Meet Jeremy Anderberg
There is only one thing Jeremy Anderberg likes more than reading books – and that’s writing about them. A Digital Experience volunteer with Jeffco Library, Jeremy started reading at a very young age. He was only slightly older when his proclivity for reviewing the written word took hold.
“We’d go to the library and my mom would let me pick out any book to read,” Jeremy says. “But the deal was that I also had to write an essay about it. I actually enjoyed doing the ‘assignments.’ In retrospect I think that’s when I started to develop critical thinking skills.”
Those skills have served Jeremy well, professionally, as he’s currently the Managing Editor and Podcast Producer for The Art of Manliness, a popular online men’s magazine.
“It features content that I can read and not feel so shallow – so, in other words, it’s not just about fitness and cars. The magazine started back in 2008 and I came on board about four years later. I did some proofreading and a little writing, but now I have my hand in almost everything.”

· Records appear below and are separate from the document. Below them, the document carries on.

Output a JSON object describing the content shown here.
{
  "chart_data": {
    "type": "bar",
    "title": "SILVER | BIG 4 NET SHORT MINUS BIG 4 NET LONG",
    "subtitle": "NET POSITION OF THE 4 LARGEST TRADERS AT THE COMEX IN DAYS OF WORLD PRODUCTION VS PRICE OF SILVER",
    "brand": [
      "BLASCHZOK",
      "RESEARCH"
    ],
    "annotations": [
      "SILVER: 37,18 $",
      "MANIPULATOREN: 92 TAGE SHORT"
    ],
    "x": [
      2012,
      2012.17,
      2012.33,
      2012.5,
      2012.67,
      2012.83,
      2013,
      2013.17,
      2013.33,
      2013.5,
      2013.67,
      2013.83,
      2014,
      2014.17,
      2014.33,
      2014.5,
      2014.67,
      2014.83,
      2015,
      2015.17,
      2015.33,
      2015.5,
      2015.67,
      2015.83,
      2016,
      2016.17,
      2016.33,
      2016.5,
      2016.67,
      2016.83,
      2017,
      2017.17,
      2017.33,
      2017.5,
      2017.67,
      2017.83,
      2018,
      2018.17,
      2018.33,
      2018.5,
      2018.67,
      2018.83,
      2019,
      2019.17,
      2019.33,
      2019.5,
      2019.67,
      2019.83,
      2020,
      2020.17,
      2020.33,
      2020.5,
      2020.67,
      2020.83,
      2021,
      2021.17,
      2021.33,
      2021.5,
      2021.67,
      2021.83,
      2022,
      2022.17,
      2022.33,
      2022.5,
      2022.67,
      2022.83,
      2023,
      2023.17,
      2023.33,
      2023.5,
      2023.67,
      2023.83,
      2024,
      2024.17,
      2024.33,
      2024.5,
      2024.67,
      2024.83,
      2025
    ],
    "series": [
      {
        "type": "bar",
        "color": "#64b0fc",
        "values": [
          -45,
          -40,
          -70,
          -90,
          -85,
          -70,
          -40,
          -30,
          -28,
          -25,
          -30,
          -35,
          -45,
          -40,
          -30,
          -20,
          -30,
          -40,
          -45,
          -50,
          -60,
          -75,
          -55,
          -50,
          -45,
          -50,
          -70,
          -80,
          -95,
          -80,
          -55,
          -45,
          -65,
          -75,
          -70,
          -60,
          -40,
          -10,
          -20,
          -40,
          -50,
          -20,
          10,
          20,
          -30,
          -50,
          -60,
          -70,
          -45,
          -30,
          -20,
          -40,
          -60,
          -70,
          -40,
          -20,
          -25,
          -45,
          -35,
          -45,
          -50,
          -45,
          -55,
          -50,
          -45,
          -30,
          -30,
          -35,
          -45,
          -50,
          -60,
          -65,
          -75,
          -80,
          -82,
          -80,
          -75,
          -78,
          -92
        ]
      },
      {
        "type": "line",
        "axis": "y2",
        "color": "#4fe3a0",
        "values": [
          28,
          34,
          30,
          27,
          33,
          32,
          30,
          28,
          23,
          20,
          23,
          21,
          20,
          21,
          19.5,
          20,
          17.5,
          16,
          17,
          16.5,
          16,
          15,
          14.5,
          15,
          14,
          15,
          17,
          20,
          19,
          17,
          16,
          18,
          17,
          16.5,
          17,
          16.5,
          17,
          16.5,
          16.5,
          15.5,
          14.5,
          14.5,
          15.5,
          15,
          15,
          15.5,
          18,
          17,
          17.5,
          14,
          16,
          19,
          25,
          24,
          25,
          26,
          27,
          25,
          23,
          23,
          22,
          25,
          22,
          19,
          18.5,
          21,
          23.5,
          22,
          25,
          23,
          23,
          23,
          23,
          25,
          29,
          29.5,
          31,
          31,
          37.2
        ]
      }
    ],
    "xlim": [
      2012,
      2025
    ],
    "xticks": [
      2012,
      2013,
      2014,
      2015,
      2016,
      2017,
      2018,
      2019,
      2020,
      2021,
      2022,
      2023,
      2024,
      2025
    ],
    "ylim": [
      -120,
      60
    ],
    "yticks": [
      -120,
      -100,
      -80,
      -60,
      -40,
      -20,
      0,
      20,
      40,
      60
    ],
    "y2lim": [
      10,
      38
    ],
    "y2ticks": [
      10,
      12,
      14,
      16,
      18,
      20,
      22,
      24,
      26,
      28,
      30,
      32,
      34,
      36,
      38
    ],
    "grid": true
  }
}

Still, a good deal of what Jeremy writes and produces for The Art of Manliness is about books, which makes sense, because the man reads. Like, tons. The book that turned him into a tried and true bibliophile as a youngster was Holes by Louis Sachar.
“I was completely entranced by that book,” Jeremy remembers. “I mean, I loved to read but that was the first time that I realized that words on a page could come alive so vividly.” Fast forward a couple of dozen years and Jeremy now shares his love for the written word with his three young children, reading aloud to them every night.
As for his own literary pursuits, Jeremy reads across a wide range of genres and talks to lots of authors. In fact, Jeremy reads so much that he’s achieved a certain notoriety among his friends and peers. Not too long ago while chatting with a friend over coffee, his friend made the casual suggestion that he send an email out every week telling folks what he was reading. That suggestion eventually took root in the form of an eNewsletter called Read More Books, in which Jeremy reviews books and posts compelling author interviews.
Four years ago, Jeremy undertook an enormous venture: to read a biography of every U.S. President. In case you’re wondering, there had been forty-five Commanders in Chief when he embarked on the journey. The project garnered the attention of Colorado Public Radio’s Ryan Warner, and in an Inauguration Day interview on CPR, Jeremy shared his vast knowledge of the lives of those who have held the highest office in the land. Not surprisingly, the project may ultimately lead to a book deal.
“I got to thinking about how I might somehow turn all the information I’ve acquired into a book – and I thought a lot about what ‘bookish’ thing having to do with the Presidents would sell,” Jeremy explains.
He’s currently working on a proposal, a daunting task in and of itself. Spoiler alert: The subject of his book will be Abraham Lincoln, the most written-about President in history. But Jeremy’s unique angle? That’s his story to tell. One thing is for sure – he’ll require a wide net of resources to pull off the research.
Jeremy leverages JCPL’s resources extensively to support his reading and investigations and admits he’s on the library’s website “all the time,” which is one of the reasons why he is a natural in his role as a volunteer usability tester for jeffcolibrary.org.
“I love the Jeffco Library system and the reach of Prospector,” Jeremy explains. “My wife Jane and I moved to Arvada back in 2015. Whenever I’m in a new location I always look for libraries and used book stores because I’ll find a selection of reading that I can’t get in a typical book store. I’m getting the personalities of the librarians – books and authors that I’ve never heard of. It’s magical, really. Such a great way of discovering books.”